For Alain Peyrefitte, the driving force behind development is trust, and in his book  he explains how the development of capitalism came from this theory. Mutual trust among people, trust of a society in its institutions, compliance with unwritten rules of mutual respect, and behavior that can minimize uncertainty lead individuals to know what to expect from others and institutions, and are vital and decisive elements to promote business, entrepreneurship, contracts, material progress and social development.
Distrust is something intangible and difficult to measure. Stephen Covey, in his book “The Speed of Trust” , exemplifies various effects of the low chain of trust. One is the cost of bureaucracy, presented as one of the seven low-trust taxes, estimated at $ 1.1 trillion in the US alone, accounting for more than 10% of its GDP.
The less confidence in the economic environment, the more it requires lawyers, judges, contracts and even non-monetary values. In addition to burdening businesses with a very high indirect cost, the climate of general mistrust causes the loss of countless opportunities and investments. The more trust there is, the more and better businesses prevail.
Blockchain: the machine of trust
In short, Blockchain is a decentralized, scalable, high potential peer-to-peer (P2P) network. Its integrity is based on a consensus mechanism. In practice, it solves a dilemma known among distributed-computing scientists called the “Byzantine Generals Problem.” Its solution uses the concept of work proof to enable people who do not trust each other to agree on a common goal even when there are people with opposing intentions.

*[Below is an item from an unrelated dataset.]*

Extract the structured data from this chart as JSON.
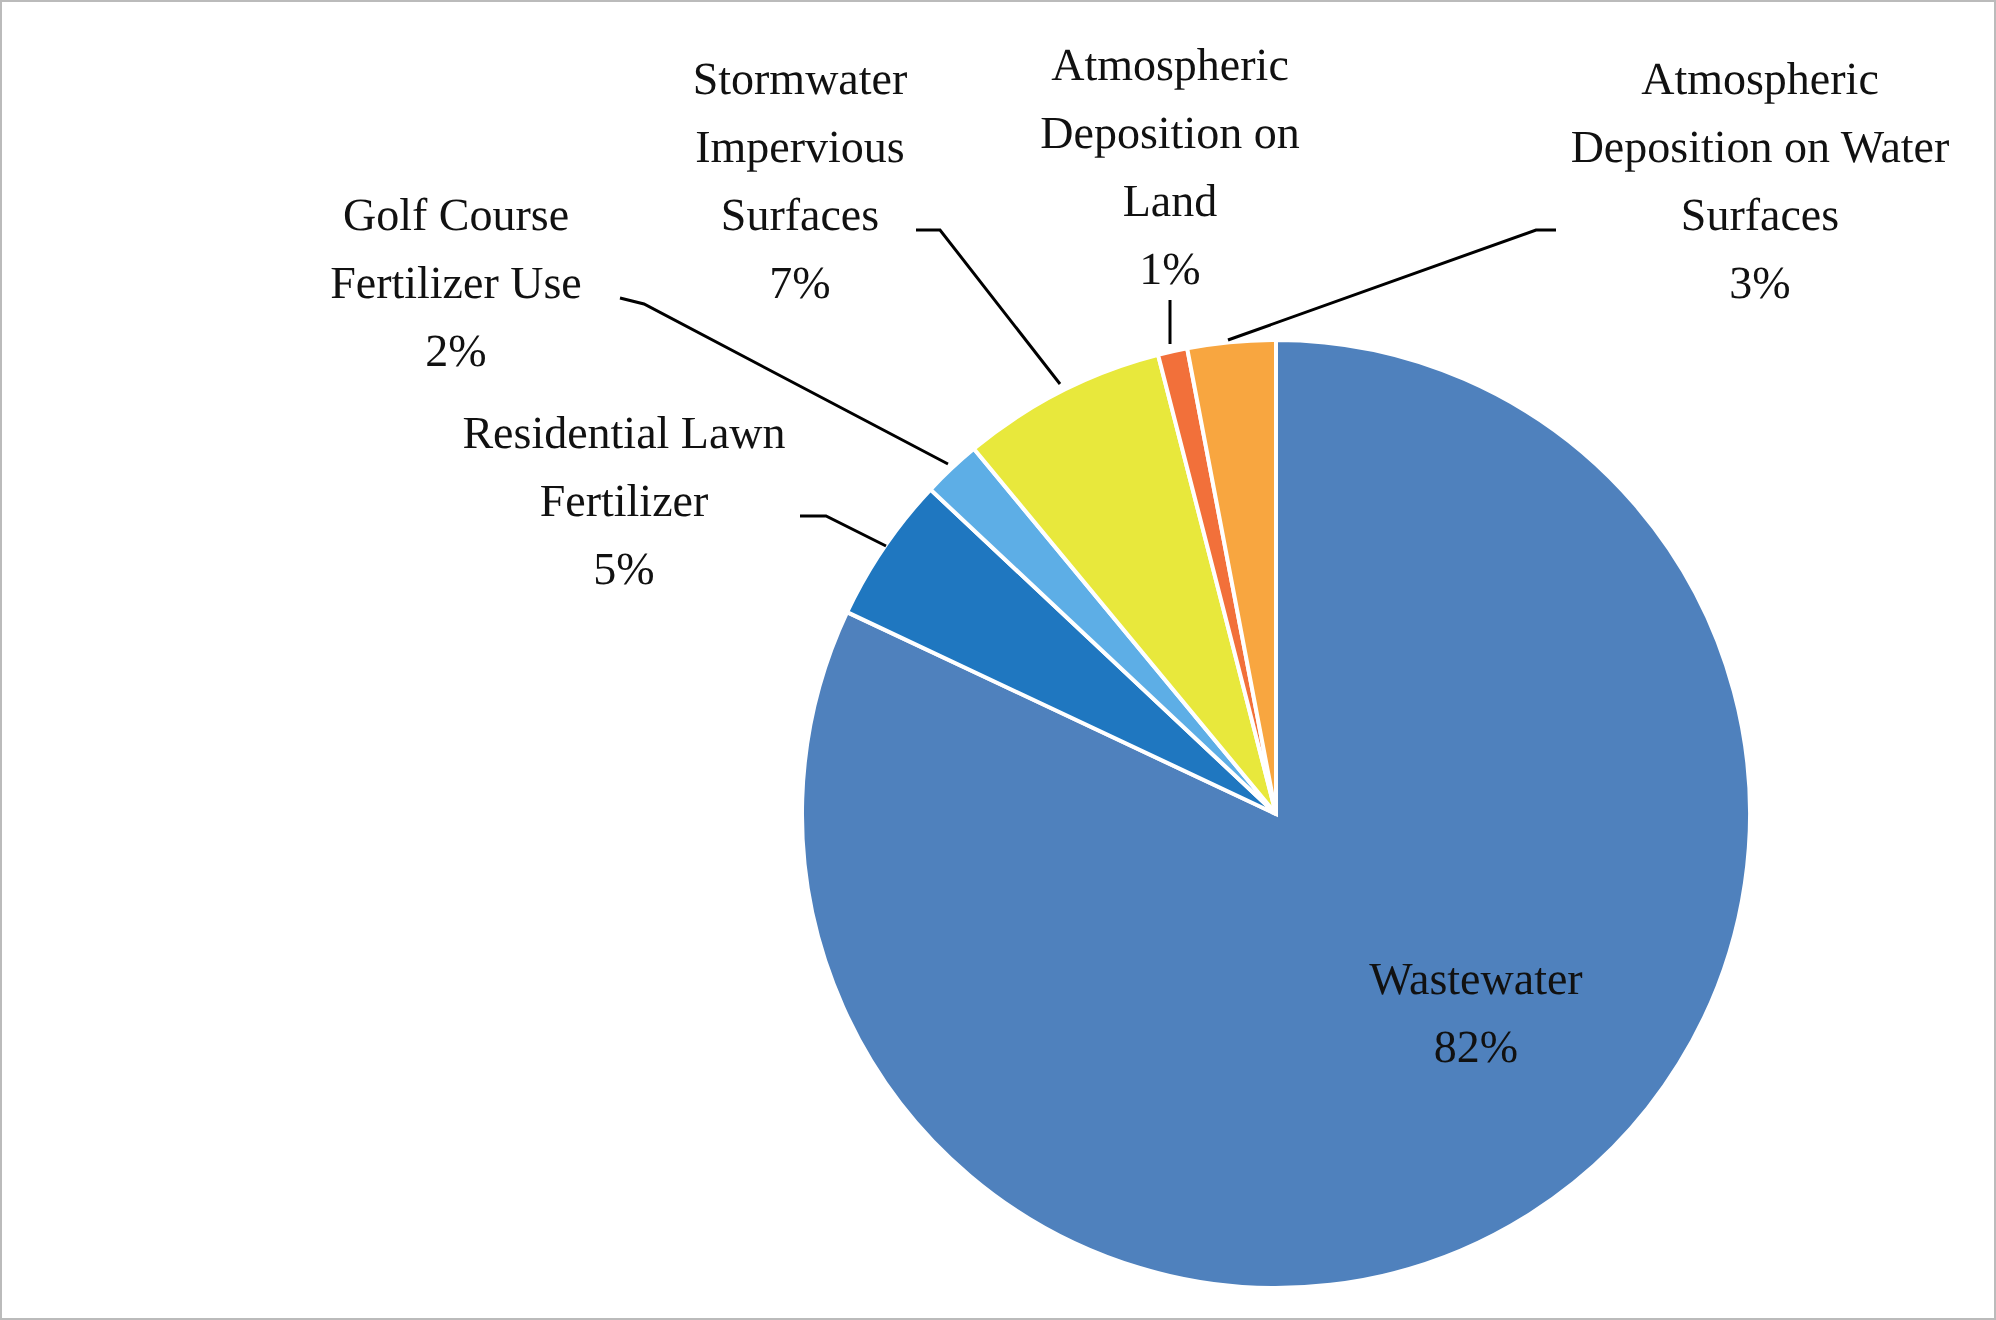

Blockchain has the potential to transform the way people and businesses cooperate. By creating a system of distributed consensus, the true disruptive potential of the blockchain is in the chain of trust, bringing significant benefits to society’s day-to-day lives. It enabled the emergence of a new generation of highly scalable, robust and intelligent applications for the registration, exchange of information and ownership registry on: physical and virtual assets, tangible and intangible goods. Thanks to the key concepts of cryptographic security and decentralized consensus through a public ledger book, this technology can profoundly change the way a company’s economic activities are organized and have social, political, and scientific influence.
Blockchain allows a second generation of economic platforms in a truly decentralized ecosystem, making people the owners of their own identity and digital reputation. In addition to allowing the reliable registration of products, intellectual or artistic ownership, as well as all other transactions.
Just as the Internet has made the information age available to everyone, blockchain tends to revolutionize trust on a global scale. Bringing benefits to financial inclusion and economic acceleration, the democratization of opportunities, and the insertion of an element that the world lacks desperately: trust in each other.
 TED Talks — Rachel Botsman: We’ve stopped trusting institutions and started trusting strangers. Available at: (https://www.ted.com/talks/rachel_botsman_we_ve_stopped_trusting_institutions_and_started_trusting_strangers). Last access: May, 17, 2017
 Alain Peyrefitte (1995) La société de confiance. Essai sur les origines et la nature du développement Broché.
 Covey, Stephen R. and Merrill, Rebecca R. (2006) The Speed of Trust: The One Thing That Changes Everything.